Same sort of thing goes below.

================
Comment at: llvm/test/tools/llvm-symbolizer/output-style-json-code.test:28
+
+## Invalid first argument before any valid one, no-inlines
+# NO-INLINES:{"Address":"0x0","Error":{"Message":"unable to parse arguments: some text"},"ModuleName":"{{.*}}/Inputs/addr.exe"}
----------------
Nit: missing full stop.

================
Comment at: llvm/test/tools/llvm-symbolizer/output-style-json-code.test:29
+## Invalid first argument before any valid one, no-inlines
+# NO-INLINES:{"Address":"0x0","Error":{"Message":"unable to parse arguments: some text"},"ModuleName":"{{.*}}/Inputs/addr.exe"}
+
----------------
I find the `"Address":"0x0"` bit here somewhat confusing, given this is an error case.
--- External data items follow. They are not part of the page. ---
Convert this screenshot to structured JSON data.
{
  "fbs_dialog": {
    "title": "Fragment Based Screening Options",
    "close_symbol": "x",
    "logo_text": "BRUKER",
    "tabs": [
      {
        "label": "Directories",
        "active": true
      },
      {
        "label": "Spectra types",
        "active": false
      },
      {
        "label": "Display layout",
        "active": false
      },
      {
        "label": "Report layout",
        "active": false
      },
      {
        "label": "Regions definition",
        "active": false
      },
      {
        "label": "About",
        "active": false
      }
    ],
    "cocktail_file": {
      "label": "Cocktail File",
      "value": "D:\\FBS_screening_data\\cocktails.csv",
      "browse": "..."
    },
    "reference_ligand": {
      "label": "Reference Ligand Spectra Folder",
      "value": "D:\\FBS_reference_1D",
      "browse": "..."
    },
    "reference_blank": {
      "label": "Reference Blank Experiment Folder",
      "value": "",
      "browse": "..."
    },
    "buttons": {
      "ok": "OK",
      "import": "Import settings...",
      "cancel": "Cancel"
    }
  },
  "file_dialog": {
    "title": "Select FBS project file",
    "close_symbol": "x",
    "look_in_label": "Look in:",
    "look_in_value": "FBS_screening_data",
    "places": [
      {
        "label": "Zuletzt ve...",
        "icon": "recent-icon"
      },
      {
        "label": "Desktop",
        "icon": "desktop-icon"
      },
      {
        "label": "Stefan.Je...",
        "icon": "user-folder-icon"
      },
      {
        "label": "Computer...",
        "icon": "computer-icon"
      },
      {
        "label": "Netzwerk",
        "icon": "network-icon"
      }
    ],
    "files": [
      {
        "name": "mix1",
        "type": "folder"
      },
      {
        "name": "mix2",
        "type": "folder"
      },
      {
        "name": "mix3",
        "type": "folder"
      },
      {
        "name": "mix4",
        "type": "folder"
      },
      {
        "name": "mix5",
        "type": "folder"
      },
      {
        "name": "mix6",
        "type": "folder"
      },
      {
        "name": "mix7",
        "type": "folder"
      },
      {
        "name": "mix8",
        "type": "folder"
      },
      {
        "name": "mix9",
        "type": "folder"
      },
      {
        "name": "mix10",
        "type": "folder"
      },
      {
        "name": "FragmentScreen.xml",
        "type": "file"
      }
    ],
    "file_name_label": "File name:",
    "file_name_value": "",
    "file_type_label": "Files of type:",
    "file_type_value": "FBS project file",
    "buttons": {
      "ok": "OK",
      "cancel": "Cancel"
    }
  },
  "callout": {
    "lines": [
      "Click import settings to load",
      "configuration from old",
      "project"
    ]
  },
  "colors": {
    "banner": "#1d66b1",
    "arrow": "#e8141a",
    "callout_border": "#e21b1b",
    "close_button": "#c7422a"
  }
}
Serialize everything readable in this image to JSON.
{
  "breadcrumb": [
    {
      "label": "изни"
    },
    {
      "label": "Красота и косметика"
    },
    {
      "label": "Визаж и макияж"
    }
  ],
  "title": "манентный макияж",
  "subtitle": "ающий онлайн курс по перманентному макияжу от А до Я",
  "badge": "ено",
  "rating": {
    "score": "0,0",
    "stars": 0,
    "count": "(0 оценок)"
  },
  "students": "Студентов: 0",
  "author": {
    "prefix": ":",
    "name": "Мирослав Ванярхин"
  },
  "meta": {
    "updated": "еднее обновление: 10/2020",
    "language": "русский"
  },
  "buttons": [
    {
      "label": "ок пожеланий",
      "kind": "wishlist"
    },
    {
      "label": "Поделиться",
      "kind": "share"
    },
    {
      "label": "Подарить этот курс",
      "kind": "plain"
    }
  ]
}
I'd consider omitting it entirely. Alternatively, simply print what the input address was specified as (in this case `"Address":"some text"`).

================
Comment at: llvm/test/tools/llvm-symbolizer/output-style-json-code.test:32
+## Resolve valid address, no-inlines.
+# NO-INLINES-NEXT:{"Address":"0x40054d","ModuleName":"{{.*}}/Inputs/addr.exe","Symbol":[{"Column":3,"Discriminator":0,"FileName":"/tmp{{/|\\\\}}x.c","FunctionName":"main","Line":3,"Source":"","StartFileName":"/tmp{{/|\\\\}}x.c","StartLine":2}]}
+
----------------
It would be nice to have one or more test cases with a non-zero discriminator value. Also, where the "Source" parameter is non-empty.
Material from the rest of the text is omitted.